Correctness: I haven’t checked the proofs in the appendix carefully, but I did not find a good reason to believe that the presented results are incorrect.

Clarity: Overall, the paper is clearly written, however, the paper would benefit from more intuition/explanations when it comes to the main used assumptions.

Relation to Prior Work: This paper clearly discusses the connection to previous works and how it differs from other recent ones that also study the performance of greedy algorithms in some related but different settings.

Reproducibility: Yes

Additional Feedback: Post-rebuttal comments: I've read the rebuttal and other reviews. The authors have addressed most of my concerns and hence I increase my score. I hope the authors would make the suggested edits in the revised version and explain the role of their main assumption. _______________________________________________ Some comments/questions: -- Assumption 1 seems to be the main ingredient of all the main theorems, while the intuition of this assumption and its impact on the analysis (i.e., challenges) are not properly discussed.

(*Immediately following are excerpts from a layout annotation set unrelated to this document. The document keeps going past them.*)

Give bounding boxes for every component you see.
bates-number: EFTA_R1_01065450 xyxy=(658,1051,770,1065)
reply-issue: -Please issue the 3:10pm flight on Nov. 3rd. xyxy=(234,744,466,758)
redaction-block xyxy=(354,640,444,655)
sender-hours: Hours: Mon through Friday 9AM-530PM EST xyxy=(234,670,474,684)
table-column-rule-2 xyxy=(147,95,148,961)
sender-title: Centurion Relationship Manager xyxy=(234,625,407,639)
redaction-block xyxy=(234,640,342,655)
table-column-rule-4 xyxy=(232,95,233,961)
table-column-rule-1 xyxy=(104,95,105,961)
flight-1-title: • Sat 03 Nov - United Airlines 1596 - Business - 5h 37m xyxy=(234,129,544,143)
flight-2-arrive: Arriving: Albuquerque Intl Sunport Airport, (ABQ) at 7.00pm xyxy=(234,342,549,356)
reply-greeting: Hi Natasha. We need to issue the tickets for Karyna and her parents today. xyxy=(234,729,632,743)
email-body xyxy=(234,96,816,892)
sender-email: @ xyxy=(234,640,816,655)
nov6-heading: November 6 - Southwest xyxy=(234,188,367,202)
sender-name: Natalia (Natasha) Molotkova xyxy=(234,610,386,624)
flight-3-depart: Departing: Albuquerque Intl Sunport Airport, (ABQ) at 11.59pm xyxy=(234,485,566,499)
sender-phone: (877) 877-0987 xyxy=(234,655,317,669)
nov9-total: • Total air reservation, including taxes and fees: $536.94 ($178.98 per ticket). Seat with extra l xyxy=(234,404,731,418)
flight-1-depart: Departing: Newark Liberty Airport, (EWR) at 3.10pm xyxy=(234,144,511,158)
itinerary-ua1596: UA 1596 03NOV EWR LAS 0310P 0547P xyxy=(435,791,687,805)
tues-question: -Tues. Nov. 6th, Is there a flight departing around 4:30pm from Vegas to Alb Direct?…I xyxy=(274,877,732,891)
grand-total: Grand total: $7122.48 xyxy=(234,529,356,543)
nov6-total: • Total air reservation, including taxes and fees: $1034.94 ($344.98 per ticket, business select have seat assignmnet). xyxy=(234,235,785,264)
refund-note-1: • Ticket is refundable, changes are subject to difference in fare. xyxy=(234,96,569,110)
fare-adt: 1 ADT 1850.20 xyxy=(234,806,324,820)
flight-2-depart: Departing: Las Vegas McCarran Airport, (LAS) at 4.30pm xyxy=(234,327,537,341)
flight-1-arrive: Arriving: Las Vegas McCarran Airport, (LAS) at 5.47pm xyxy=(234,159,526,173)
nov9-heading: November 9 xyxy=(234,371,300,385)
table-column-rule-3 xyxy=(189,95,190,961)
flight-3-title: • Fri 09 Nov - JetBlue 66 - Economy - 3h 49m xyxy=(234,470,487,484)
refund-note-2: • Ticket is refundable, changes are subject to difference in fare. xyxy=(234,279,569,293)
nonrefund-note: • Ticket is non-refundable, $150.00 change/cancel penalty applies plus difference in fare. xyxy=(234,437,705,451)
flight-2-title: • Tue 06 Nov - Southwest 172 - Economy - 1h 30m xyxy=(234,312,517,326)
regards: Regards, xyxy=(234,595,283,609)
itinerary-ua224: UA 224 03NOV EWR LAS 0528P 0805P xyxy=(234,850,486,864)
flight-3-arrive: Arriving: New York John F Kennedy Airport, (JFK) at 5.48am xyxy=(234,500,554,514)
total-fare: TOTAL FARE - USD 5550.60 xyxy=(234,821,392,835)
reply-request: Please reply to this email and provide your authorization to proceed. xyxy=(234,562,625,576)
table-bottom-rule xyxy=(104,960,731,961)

Can you explain why things fail if this assumption does not hold? -- Why is Assumption made in Theorem 2 stronger compared to Assumption 1? How are these compared? -- What are the inherent difficulties in the analysis of the greedy algorithm when it comes to sub-Gaussian rewards (in comparison to Bernoulli rewards) that result in higher regret rates? -- In the case of sub-gaussian rewards, the bounds for (ss)greedy do not match the lower bounds, and in the small k regime bounds are linear in T. Currently, it is not clear if these bounds can be improved. -- Are there other ideas for subsampling other than uniform sampling? Can you make use of a prior (in the case it is informative)? -- Can you elaborate on considering the Bayesian framework for the “many arms” problem? Can similar insights/results be obtained in the frequentist setting? Simulations: -- Can you comment on the high variance of the performance of greedy (when d=2) in Figure 2 in comparison to its performance when d=6? Next, why is the variance of the greedy methods larger than in the case of TS or OFUL? This raises the question of whether we should really care about the expected performance when it comes to the greedy algorithm. -- Why would contextual simulations be considered since this is not the actual setup studied in the paper? In particular, the context diversity can be present here as well, and for which we know that the greedy algorithm works well. Can the results be due to this form of exploration only?! -- “Performance of Greedy is better for d=6, due to another source of exploration…” -- What is this conclusion based upon?